Nicolas Cage has officially revealed he’s in on the joke … if “joke” is precisely what it is. But has that spoiled the joke – if that is the correct word? This is a self-aware action comedy whose title is possibly the funniest bit, riffing on Milan Kundera’s The Unbearable Lightness of Being as well as possibly Dave Eggers’s memoir A Heartbreaking Work of Staggering Genius. Producer-star Cage plays “Nick Cage”: Hollywood ledge and national treasure (to quote a relevant movie title) now in a midlife crisis, haunted by CGI-doppelganger visions of his angry younger self, no longer booking the big roles and facing a grim future in which, as his agent (Neil Patrick Harris) puts it, he plays the cool gay uncle in a Duplass brothers film.

Cage is living in a hotel, estranged from his wife Olivia (a thanklessly unfunny role for Sharon Horgan) and moody teen daughter Addy (Lily Mo Sheen), who hates the movie classics he tries introducing her to. (I was waiting for Addy to declare herself instead a massive fan of movies by the Coppola family. Maybe that would be an in-joke too far.) Cash-strapped Cage is forced to accept a million-dollar appearance fee at the spectacular luxury home of a billionaire plutocrat Javi Gutierrez (Pedro Pascal) who is a besotted superfan. But then the CIA gets word to our hero that Javi is a dangerous cartel gangster and Cage must use his privileged access to bring him down.

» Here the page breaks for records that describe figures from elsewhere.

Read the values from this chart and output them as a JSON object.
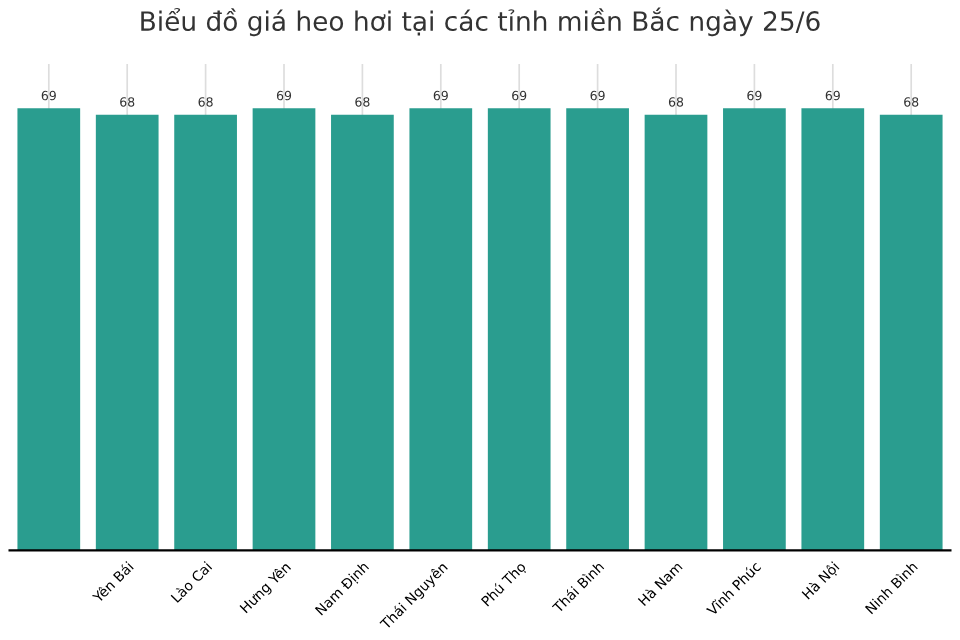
{
  "chart_data": {
    "type": "bar",
    "title": "Biểu đồ giá heo hơi tại các tỉnh miền Bắc ngày 25/6",
    "categories": [
      null,
      "Yên Bái",
      "Lào Cai",
      "Hưng Yên",
      "Nam Định",
      "Thái Nguyên",
      "Phú Thọ",
      "Thái Bình",
      "Hà Nam",
      "Vĩnh Phúc",
      "Hà Nội",
      "Ninh Bình"
    ],
    "values": [
      69,
      68,
      68,
      69,
      68,
      69,
      69,
      69,
      68,
      69,
      69,
      68
    ],
    "color": "#2a9d8f",
    "data_labels": true,
    "grid": "x",
    "tick_labels": "x"
  }
}
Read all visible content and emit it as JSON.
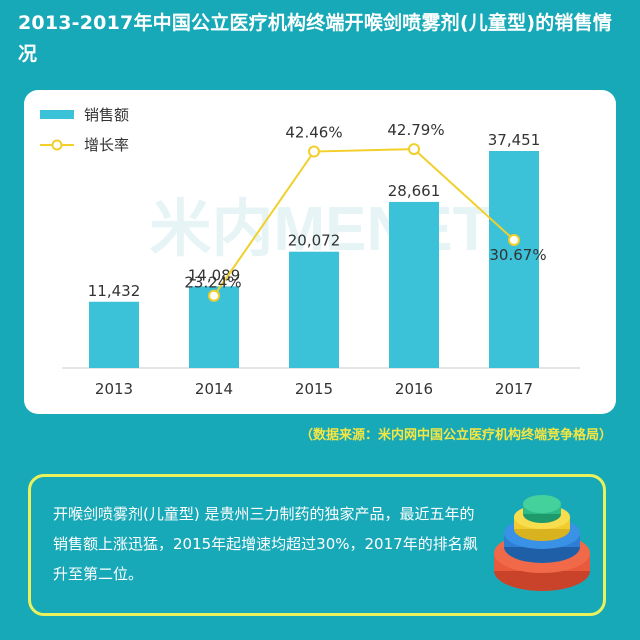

There are some entertaining meta-touches here, but the entire Gutierrez plot is strained and borderline dull. Pascal isn’t a natural comic and the movie winds up fudging his crucial bad-guy status. As for Cage, this isn’t like Leslie Nielsen sending up his erstwhile straight-lead image for Airplane! and The Naked Gun, nor is it exactly like John Malkovich fabricating a complex fictional self in Being John Malkovich. Cage simply plays Cage in the moderate script he’s been given, in that utterly committed, strangely uncomplicated way that has won the hearts of fans who declare themselves on the right side of the laugh-with/laugh-at dividing line. But Cage has already done a far more interesting postmodern film about the film business – Spike Jonze’s Adaptation, written by Charlie Kaufman, in which Cage gave a far better (dual) performance in a much funnier and better written film as the tormented screenwriter-artist Charlie Kaufman and his middlebrow twin brother Donald. In comparison, this feels lightweight.